The tumor was not growing, I wasn’t going to die. Everything changed, again.
I called Marty over and had him read the email. We laughed and looked stunned and sat motionless for a moment. Then I forwarded the email to everyone we knew and picked up the phone because sharing good news was a gift in itself.
While I planned for a wedding that would unfold in vignettes, I could never have planned for the incredible celebration, the joy, the gratitude and the love. Contrast is a powerful thing and our lives were full of it. The day was a triumph, not the solemn tribute I feared.
We signed our Ketubah while a circle of our closet friends and family sang and hummed and filled the room with harmonies. We moved outside to the traditional Chuppah where guests had gathered around bountiful bars with a roaring fire in the fire pit softening the chill of a brisk autumn day. The reception under the tent was exhuberant.
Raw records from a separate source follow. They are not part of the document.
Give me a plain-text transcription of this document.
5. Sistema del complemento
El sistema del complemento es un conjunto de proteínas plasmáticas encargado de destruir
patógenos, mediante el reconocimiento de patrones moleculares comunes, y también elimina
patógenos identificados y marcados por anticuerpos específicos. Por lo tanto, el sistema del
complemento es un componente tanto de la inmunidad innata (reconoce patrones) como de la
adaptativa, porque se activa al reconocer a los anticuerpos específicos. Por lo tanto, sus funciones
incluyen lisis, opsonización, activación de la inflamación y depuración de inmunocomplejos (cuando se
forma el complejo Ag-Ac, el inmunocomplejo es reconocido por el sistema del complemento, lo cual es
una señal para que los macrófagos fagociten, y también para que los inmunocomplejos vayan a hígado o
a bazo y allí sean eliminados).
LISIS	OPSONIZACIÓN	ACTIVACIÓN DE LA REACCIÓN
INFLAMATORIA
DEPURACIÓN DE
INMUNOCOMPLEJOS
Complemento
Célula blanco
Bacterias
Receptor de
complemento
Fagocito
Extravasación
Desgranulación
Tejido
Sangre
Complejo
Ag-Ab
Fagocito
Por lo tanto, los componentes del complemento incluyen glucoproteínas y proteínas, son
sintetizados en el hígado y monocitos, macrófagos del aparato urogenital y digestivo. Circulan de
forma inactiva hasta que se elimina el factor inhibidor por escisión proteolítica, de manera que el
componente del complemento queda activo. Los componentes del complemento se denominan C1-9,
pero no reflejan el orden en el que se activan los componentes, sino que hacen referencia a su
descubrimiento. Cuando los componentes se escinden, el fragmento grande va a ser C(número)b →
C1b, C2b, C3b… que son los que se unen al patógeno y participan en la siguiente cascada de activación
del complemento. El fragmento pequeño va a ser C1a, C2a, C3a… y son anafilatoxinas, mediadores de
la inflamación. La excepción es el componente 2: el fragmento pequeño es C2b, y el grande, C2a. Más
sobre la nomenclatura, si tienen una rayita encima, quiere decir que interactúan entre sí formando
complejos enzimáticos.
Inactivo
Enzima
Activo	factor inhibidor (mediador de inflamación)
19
From Contra Dance to Hora our friends raised us up high on wobbly chairs and played out a scene from previous generations of Jewish weddings.
From the first dance to the last, the floor was packed, plates were full of spectacular foods and glasses emptied and refilled multiple times.
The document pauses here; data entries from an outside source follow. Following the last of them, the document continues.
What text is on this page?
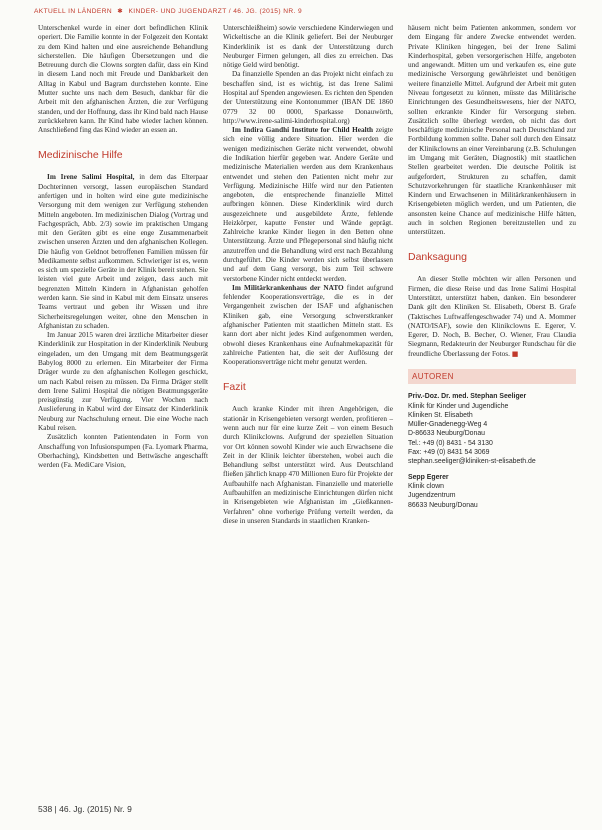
AKTUELL IN LÄNDERN ✱ KINDER- UND JUGENDARZT / 46. JG. (2015) NR. 9

Unterschenkel wurde in einer dort befindlichen Klinik operiert. Die Familie konnte in der Folgezeit den Kontakt zu dem Kind halten und eine ausreichende Behandlung sicherstellen. Die häufigen Übersetzungen und die Betreuung durch die Clowns sorgten dafür, dass ein Kind in diesem Land noch mit Freude und Dankbarkeit den Alltag in Kabul und Bagram durchstehen konnte. Eine Mutter suchte uns nach dem Besuch, dankbar für die Arbeit mit den afghanischen Ärzten, die zur Verfügung standen, und der Hoffnung, dass ihr Kind bald nach Hause zurückkehren kann. Ihr Kind habe wieder lachen können. Anschließend fing das Kind wieder an essen an.

Medizinische Hilfe

Im Irene Salimi Hospital, in dem das Elterpaar Dochterinnen versorgt, lassen europäischen Standard anfertigen und in holten wird eine gute medizinische Versorgung mit dem wenigen zur Verfügung stehenden Mitteln angeboten. Im medizinischen Dialog (Vortrag und Fachgespräch, Abb. 2/3) sowie im praktischen Umgang mit den Geräten gibt es eine enge Zusammenarbeit zwischen unseren Ärzten und den afghanischen Kollegen. Die häufig von Geldnot betroffenen Familien müssen für Medikamente selbst aufkommen. Schwieriger ist es, wenn es sich um spezielle Geräte in der Klinik bereit stehen. Sie leisten viel gute Arbeit und zeigen, dass auch mit begrenzten Mitteln Kindern in Afghanistan geholfen werden kann. Sie sind in Kabul mit dem Einsatz unseres Teams vertraut und geben ihr Wissen und ihre Sicherheitsregelungen weiter, ohne den Menschen in Afghanistan zu schaden.

Im Januar 2015 waren drei ärztliche Mitarbeiter dieser Kinderklinik zur Hospitation in der Kinderklinik Neuburg eingeladen, um den Umgang mit dem Beatmungsgerät Babylog 8000 zu erlernen. Ein Mitarbeiter der Firma Dräger wurde zu den afghanischen Kollegen geschickt, um nach Kabul reisen zu müssen. Da Firma Dräger stellt dem Irene Salimi Hospital die nötigen Beatmungsgeräte preisgünstig zur Verfügung. Vier Wochen nach Auslieferung in Kabul wird der Einsatz der Kinderklinik Neuburg zur Nachschulung erneut. Die eine Woche nach Kabul reisen.

Zusätzlich konnten Patientendaten in Form von Anschaffung von Infusionspumpen (Fa. Lyomark Pharma, Oberhaching), Kindsbetten und Bettwäsche angeschafft werden (Fa. MediCare Vision,

Unterschleißheim) sowie verschiedene Kinderwiegen und Wickeltische an die Klinik geliefert. Bei der Neuburger Kinderklinik ist es dank der Unterstützung durch Neuburger Firmen gelungen, all dies zu erreichen. Das nötige Geld wird benötigt.

Da finanzielle Spenden an das Projekt nicht einfach zu beschaffen sind, ist es wichtig, ist das Irene Salimi Hospital auf Spenden angewiesen. Es richten den Spenden der Unterstützung eine Kontonummer (IBAN DE 1860 0779 32 00 0000, Sparkasse Donauwörth, http://www.irene-salimi-kinderhospital.org)

Im Indira Gandhi Institute for Child Health zeigte sich eine völlig andere Situation. Hier werden die wenigen medizinischen Geräte nicht verwendet, obwohl die Indikation hierfür gegeben war. Andere Geräte und medizinische Materialien werden aus dem Krankenhaus entwendet und stehen den Patienten nicht mehr zur Verfügung. Medizinische Hilfe wird nur den Patienten angeboten, die entsprechende finanzielle Mittel aufbringen können. Diese Kinderklinik wird durch ausgezeichnete und ausgebildete Ärzte, fehlende Heizkörper, kaputte Fenster und Wände geprägt. Zahlreiche kranke Kinder liegen in den Betten ohne Unterstützung. Ärzte und Pflegepersonal sind häufig nicht anzutreffen und die Behandlung wird erst nach Bezahlung durchgeführt. Die Kinder werden sich selbst überlassen und auf dem Gang versorgt, bis zum Teil schwere verstorbene Kinder nicht entdeckt werden.

Im Militärkrankenhaus der NATO findet aufgrund fehlender Kooperationsverträge, die es in der Vergangenheit zwischen der ISAF und afghanischen Kliniken gab, eine Versorgung schwerstkranker afghanischer Patienten mit staatlichen Mitteln statt. Es kann dort aber nicht jedes Kind aufgenommen werden, obwohl dieses Krankenhaus eine Aufnahmekapazität für zahlreiche Patienten hat, die seit der Auflösung der Kooperationsverträge nicht mehr genutzt werden.

Fazit

Auch kranke Kinder mit ihren Angehörigen, die stationär in Krisengebieten versorgt werden, profitieren – wenn auch nur für eine kurze Zeit – von einem Besuch durch Klinikclowns. Aufgrund der speziellen Situation vor Ort können sowohl Kinder wie auch Erwachsene die Zeit in der Klinik leichter überstehen, wobei auch die Behandlung selbst unterstützt wird. Aus Deutschland fließen jährlich knapp 470 Millionen Euro für Projekte der Aufbauhilfe nach Afghanistan. Finanzielle und materielle Aufbauhilfen an medizinische Einrichtungen dürfen nicht in Krisengebieten wie Afghanistan im „Gießkannen-Verfahren" ohne vorherige Prüfung verteilt werden, da diese in unseren Standards in staatlichen Kranken-

häusern nicht beim Patienten ankommen, sondern vor dem Eingang für andere Zwecke entwendet werden. Private Kliniken hingegen, bei der Irene Salimi Kinderhospital, geben versorgerischen Hilfe, angeboten und angewandt. Mitten um und verkaufen es, eine gute medizinische Versorgung gewährleistet und benötigen weitere finanzielle Mittel. Aufgrund der Arbeit mit guten Niveau fortgesetzt zu können, müsste das Militärische Einrichtungen des Gesundheitswesens, hier der NATO, sollten erkrankte Kinder für Versorgung stehen. Zusätzlich sollte überlegt werden, ob nicht das dort beschäftigte medizinische Personal nach Deutschland zur Fortbildung kommen sollte. Daher soll durch den Einsatz der Klinikclowns an einer Vereinbarung (z.B. Schulungen im Umgang mit Geräten, Diagnostik) mit staatlichen Stellen gearbeitet werden. Die deutsche Politik ist aufgefordert, Strukturen zu schaffen, damit Schutzvorkehrungen für staatliche Krankenhäuser mit Kindern und Erwachsenen in Militärkrankenhäusern in Krisengebieten möglich werden, und um Patienten, die ansonsten keine Chance auf medizinische Hilfe hätten, auch in solchen Regionen bereitzustellen und zu unterstützen.

Danksagung

An dieser Stelle möchten wir allen Personen und Firmen, die diese Reise und das Irene Salimi Hospital Unterstützt, unterstützt haben, danken. Ein besonderer Dank gilt den Kliniken St. Elisabeth, Oberst B. Grafe (Taktisches Luftwaffengeschwader 74) und A. Mommer (NATO/ISAF), sowie den Klinikclowns E. Egerer, V. Egerer, D. Noch, B. Becher, O. Wiener, Frau Claudia Siegmann, Redakteurin der Neuburger Rundschau für die freundliche Überlassung der Fotos. ■

AUTOREN
Priv.-Doz. Dr. med. Stephan Seeliger
Klinik für Kinder und Jugendliche
Kliniken St. Elisabeth
Müller-Gnadenegg-Weg 4
D-86633 Neuburg/Donau
Tel.: +49 (0) 8431 - 54 3130
Fax: +49 (0) 8431 54 3069
stephan.seeliger@kliniken-st-elisabeth.de
Sepp Egerer
Klinik clown
Jugendzentrum
86633 Neuburg/Donau
538 | 46. Jg. (2015) Nr. 9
People commented on my glow more than my gown. I teased them,
“Radiation made me radiant”.
I know it’s cliché, but it was one of the happiest days of my life. I was so happy to be alive, happy to be marrying Marty, happy to be making our family official and happy to have our dearest friends and family within reach of a hug. Together we celebrated life and love.
Last week I went to see my Oncologist, Dr Nadine Tung. She said the tumor in the back of my skull was actually shrinking, the questionable spots on my spine were no longer there and with the exception of an area on my pelvis, the cancer for the moment seemed to be quiet.
Dr Tung attributed it to the oral chemotherapy I was taking and the CyberKnife radiation treatments from earlier in the year.
I attributed it to all the love, and to the prayers, and to the drumming, and dancing, and my friends, and my family, and to hope and to happiness. I suppose my doctors deserve a drop of credit as well.
We’ll never know why I developed breast cancer, nor will we ever know for sure what’s suppressing it at the moment. I guess I’ll just continue doing what I’ve been doing all along and that’s everything under the sun.